I'm still waiting for an answer to where those terms originally came from.

OP

7970762
If I recall correctly it originated from an old Star Trek fic that parodied overpowered OCs

7970927
I wonder if Mary Sue and Gary Stu were their actual names when used to describe that.

OP
OP #13 · 3 weeks ago · · ·

7971094
Wikipedia says that it originated from the fic, “A Trekkie’s Tale,” written by Paula Smith in 1973.

The fic itself is actually pretty short so I’ll just copy and paste it:

"Gee, golly, gosh, gloriosky," thought Mary Sue as she stepped on the bridge of the Enterprise. "Here I am, the youngest lieutenant in the fleet - only fifteen and a half years old." Captain Kirk came up to her.

"Oh, Lieutenant, I love you madly. Will you come to bed with me?"

"Captain! I am not that kind of girl!"

"You're right, and I respect you for it. Here, take over the ship for a minute while I go get some coffee for us."

Mr. Spock came onto the bridge. "What are you doing in the command seat, Lieutenant?"

"The Captain told me to."

"Flawlessly logical. I admire your mind."

Captain Kirk, Mr. Spock, Dr. McCoy and Mr. Scott beamed down with Lt. Mary Sue to Rigel XXXVII. They were attacked by green androids and thrown into prison. In a moment of weakness Lt. Mary Sue revealed to Mr. Spock that she too was half Vulcan. Recovering quickly, she sprung the lock with her hairpin and they all got away back to the ship.

But back on board, Dr. McCoy and Lt. Mary Sue found out that the men who had beamed down were seriously stricken by the jumping cold robbies, Mary Sue less so. While the four officers languished in Sick Bay, Lt. Mary Sue ran the ship, and ran it so well she received the Nobel Peace Prize, the Vulcan Order of Gallantry and the Tralfamadorian Order of Good Guyhood.

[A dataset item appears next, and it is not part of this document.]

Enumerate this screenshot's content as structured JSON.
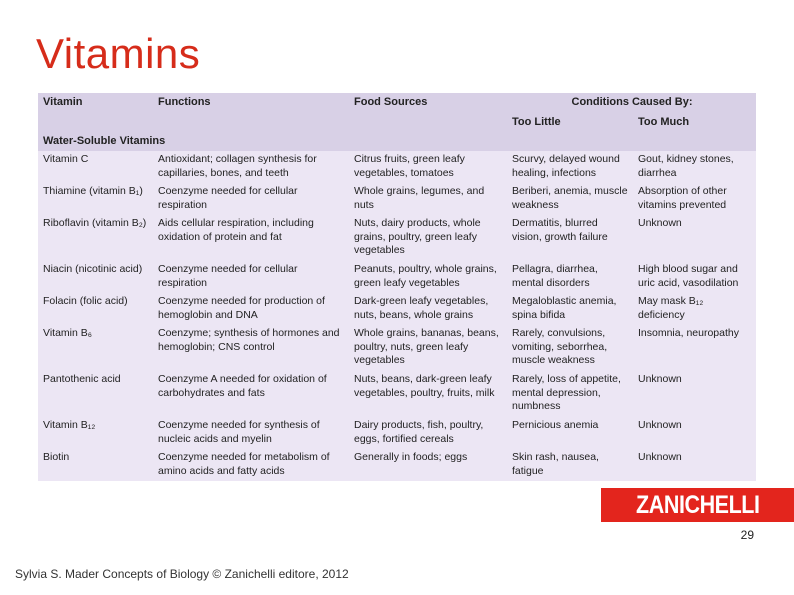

However the disease finally got to her and she fell fatally ill. In the Sick Bay as she breathed her last, she was surrounded by Captain Kirk, Mr. Spock, Dr. McCoy, and Mr. Scott, all weeping unashamedly at the loss of her beautiful youth and youthful beauty, intelligence, capability and all around niceness. Even to this day her birthday is a national holiday of the Enterprise.

7971127
That's actually hilarious.
Interesting that it was actually based on an oc name.

7970473
Yep, there's even diagrams of that process out there

7971127
I think the big thing to take away from A Trekkie's Tale is that Mary Sue is not 'overpowered', in fact she does almost nothing. What makes Mary Sue a ... well ... Mary Sue is how all the other characters (and, in fact the entire plot) react to her.

7970274
Be mean to your OC, make sure that the plot doesn't protect him from consequences or failure. Give him flaws that cause him to occasionally make a poor decision, make him occasionally stumble.

7970454
This, the presence of a Mary Sue is a narrative problem, not a characterization problem.

Basically, if you have a character who's strong and capable, SHOW the reader how they got that way. Show them learning the hard lessons that made them stronger.